How does the Fallen Angels Recovery strategy use active management to address the drawbacks of a passive strategy? Watch our video.
To limit exposure to fallen angels that could default, we carefully analyse the business and financial profiles of individual companies. We also use precise timing and multiple systematic tilts, aiming to favour the most investable fallen angels. History shows that bond price dislocations are most marked just before or at the time of a bond’s downgrade from investment grade5. By systematically overweighting new fallen angels with the most extreme price reaction, we are able to tap into the maximum price dislocation. Lastly, to expand the universe beyond the index, we invest in other bonds issued by fallen angel issuers after they have been downgraded, provided they meet certain criteria.
Read also: Actively exploiting potential in fallen angels
Finding contrarian value in real estate
A contrarian approach is key to fallen angels as the strategy uncovers value by buying when the broader market sells. A key example was investing in the real estate sector when it was unloved.
The real estate sector – such as residential, commercial and retail landlords rather than developed buildings and builders – was the sector hardest hit by the rapid rise in interest rates from the beginning of 2022. Over the previous decade or so, many new real estate companies had issued debt in the unsecured bond markets to take advantage of very low interest rates at the time and the flexibility of borrowing on an unsecured basis.
Neither the companies, the agencies nor indeed investors had properly considered the impact of the rate cycle turning upwards.
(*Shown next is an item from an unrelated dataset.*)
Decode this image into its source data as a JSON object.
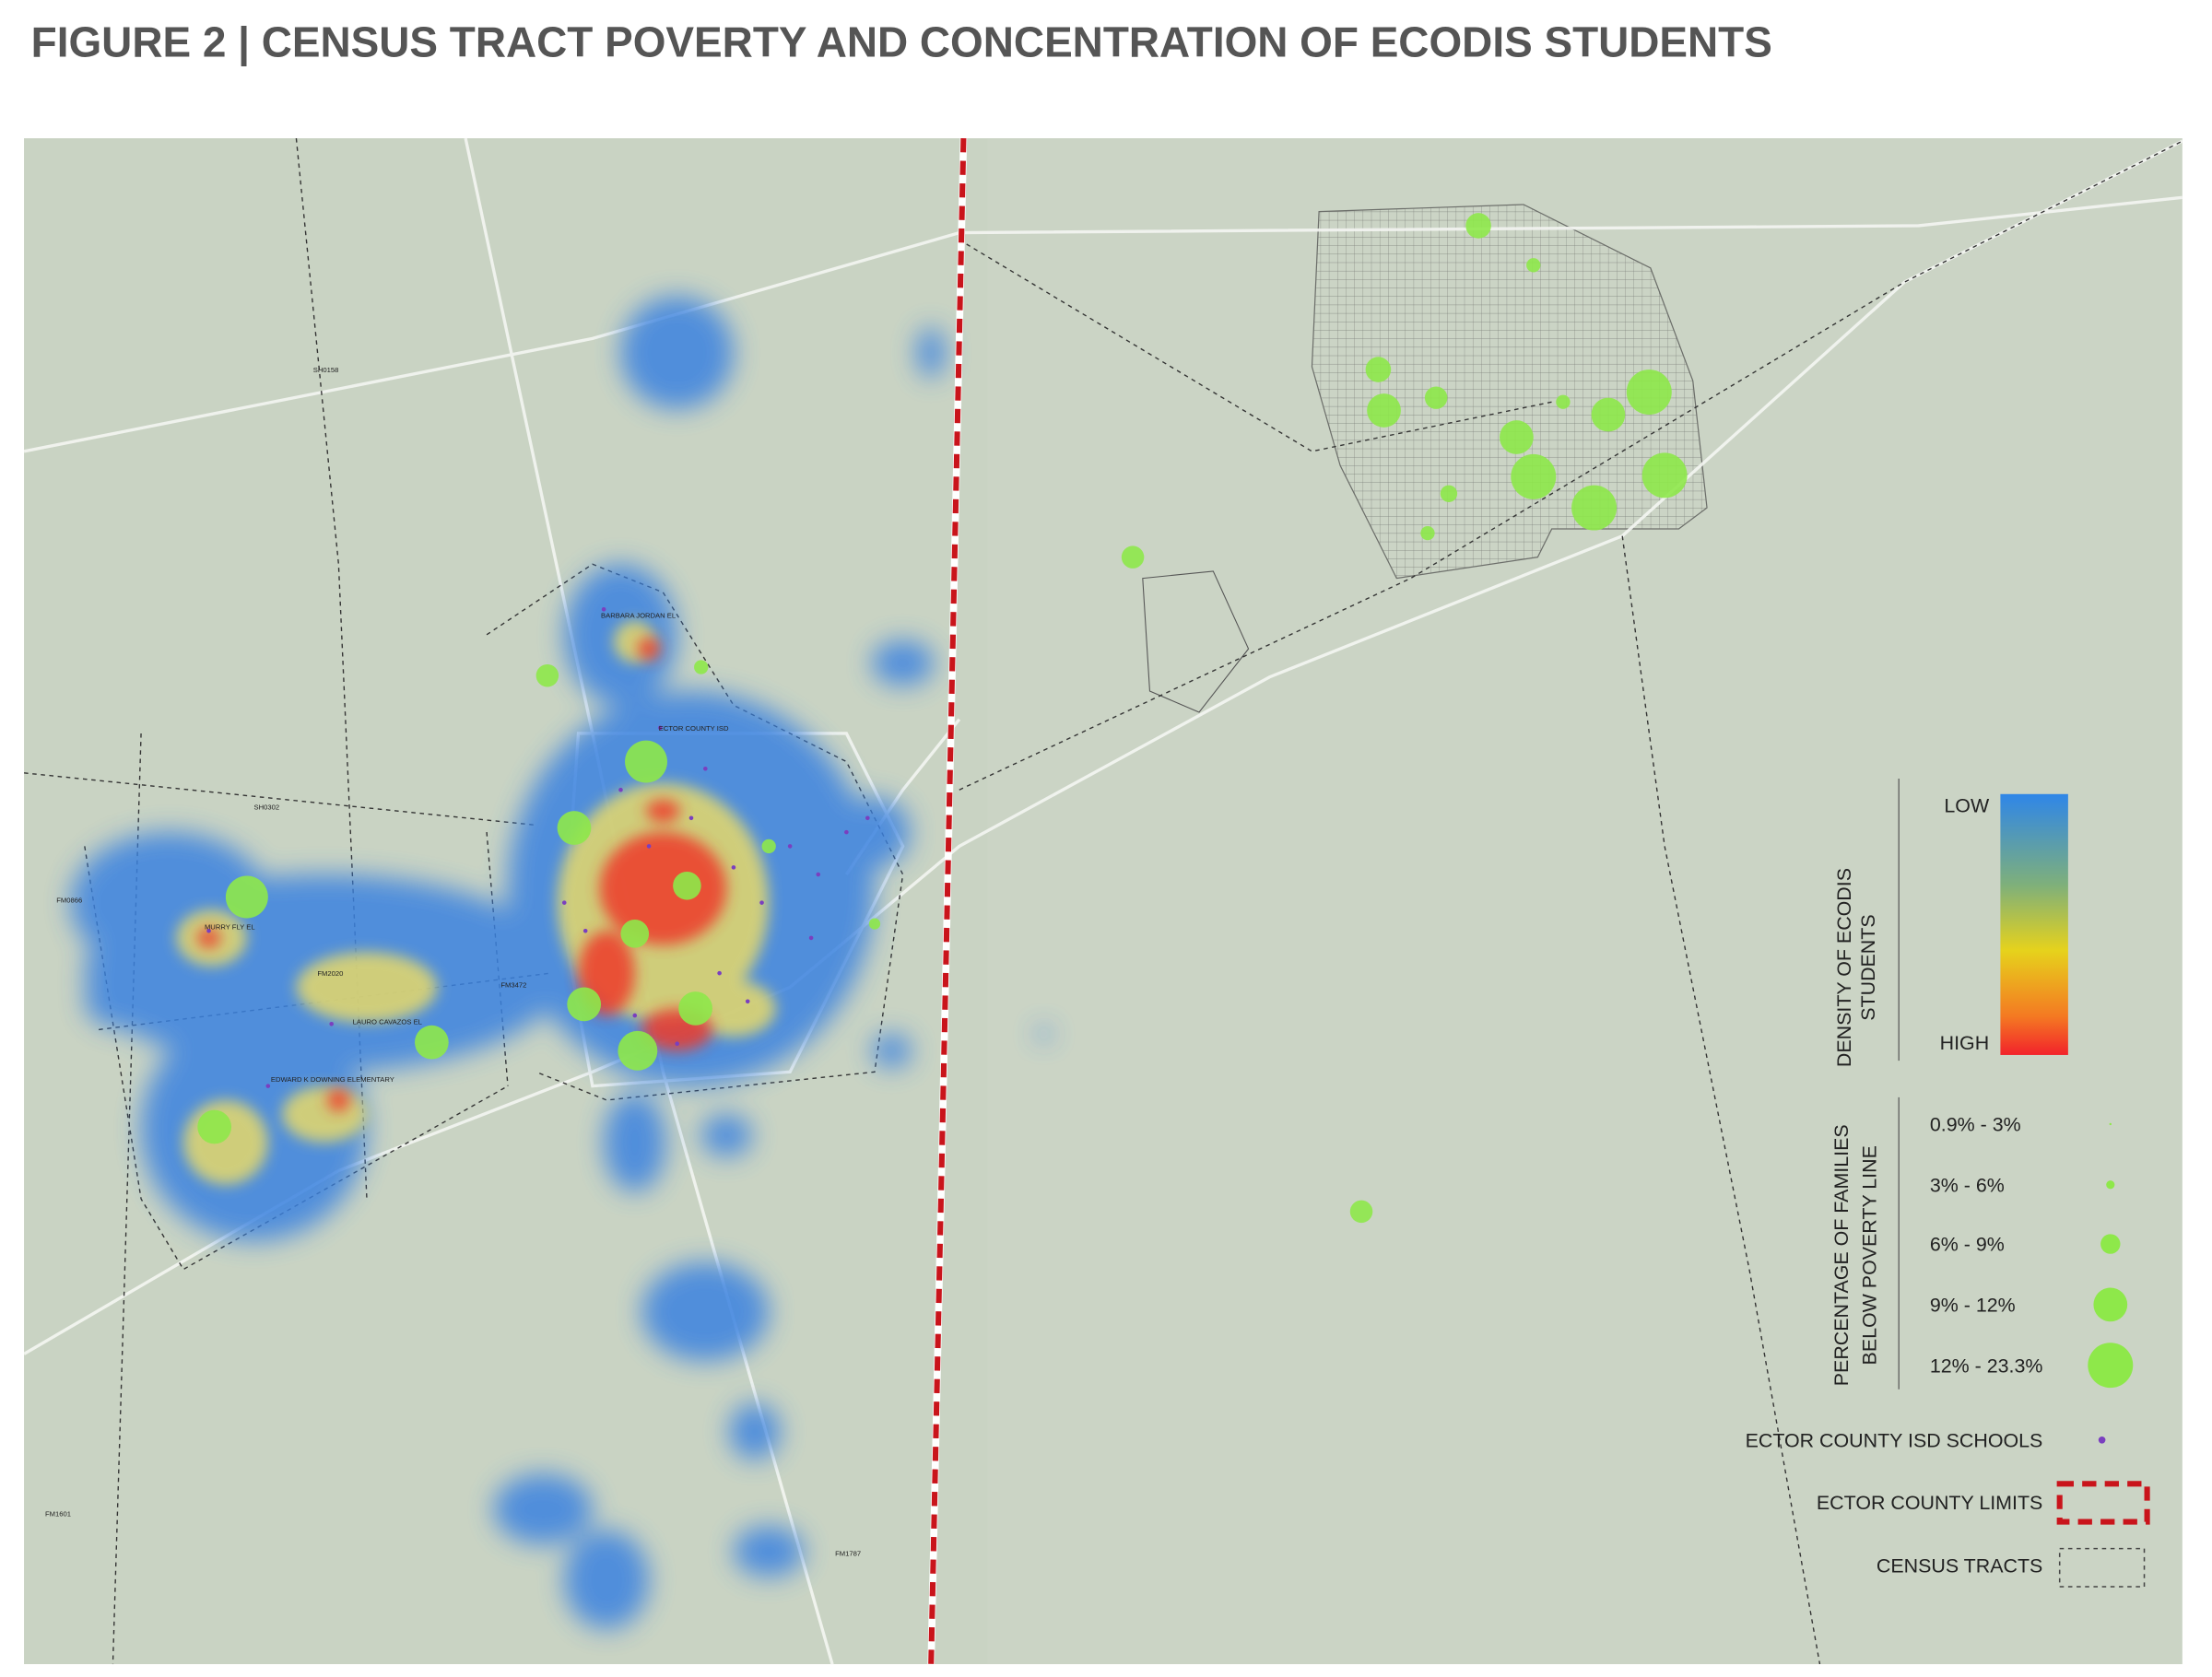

When rates rose, property valuations decreased, loan-to-value levels fell below the requirement for an investment-grade rating, downgrades followed, the cost of refinancing increased and investor demand fell.
Weathering a need to refinance
Real estate companies also had relatively short-term debt maturity profiles, which created the need to refinance a significant portion of their balance sheet every year. This led to liquidity concerns, doubts about the companies’ ability to refinance, rating downgrades and further erosion of investor confidence.
Thus, in 2022 and most of 2023, real estate company bonds were all very weak, with many trading at distressed levels and cash prices below 50 and even into the 30s. Yields were comfortably double digit and in a number of cases above 20% per annum6. Companies were unable to tap the primary market and there was little demand for existing paper in the secondary market.
We viewed this as an opportunity to invest because our research has shown that even in times of sector crisis most companies survive and most bonds recover and repay. We analysed the fundamentals of the players involved and found that they remained sound operationally: vacancies stayed low and rents were generally rising with inflation and being paid on time. We also found that the companies were working hard to refinance bonds maturing imminently and had a number of funding levers available, including accessing the secured bank loan market, raising equity and making disposals.
Selective investment in sufficiently liquid names
Our analysis focussed on a company’s liquidity position: how much cash (or equivalent) they held and how long it would last, assuming no access to the capital markets. At very low prices, we selectively added names that our analysis showed held sufficient liquidity to survive until interest rates retraced and investor sentiment improved.
The strategy has been materially overweight the sector for approximately two years7. Interest rates stabilised early in Q4 2023, investor sentiment has gradually improved, the unsecured market has re-opened, and the sector has rallied strongly over the last 18 months.
When crisis creates opportunity
After three years of success, we look forward to further downgrades creating more attractive entry points from price dislocations. One of the few certainties in investing is that there will always be another crisis in the future. In the meantime, we believe that remaining invested throughout downturns in an active approach remains the best way for investors to tap into long-term patterns that maximise potential.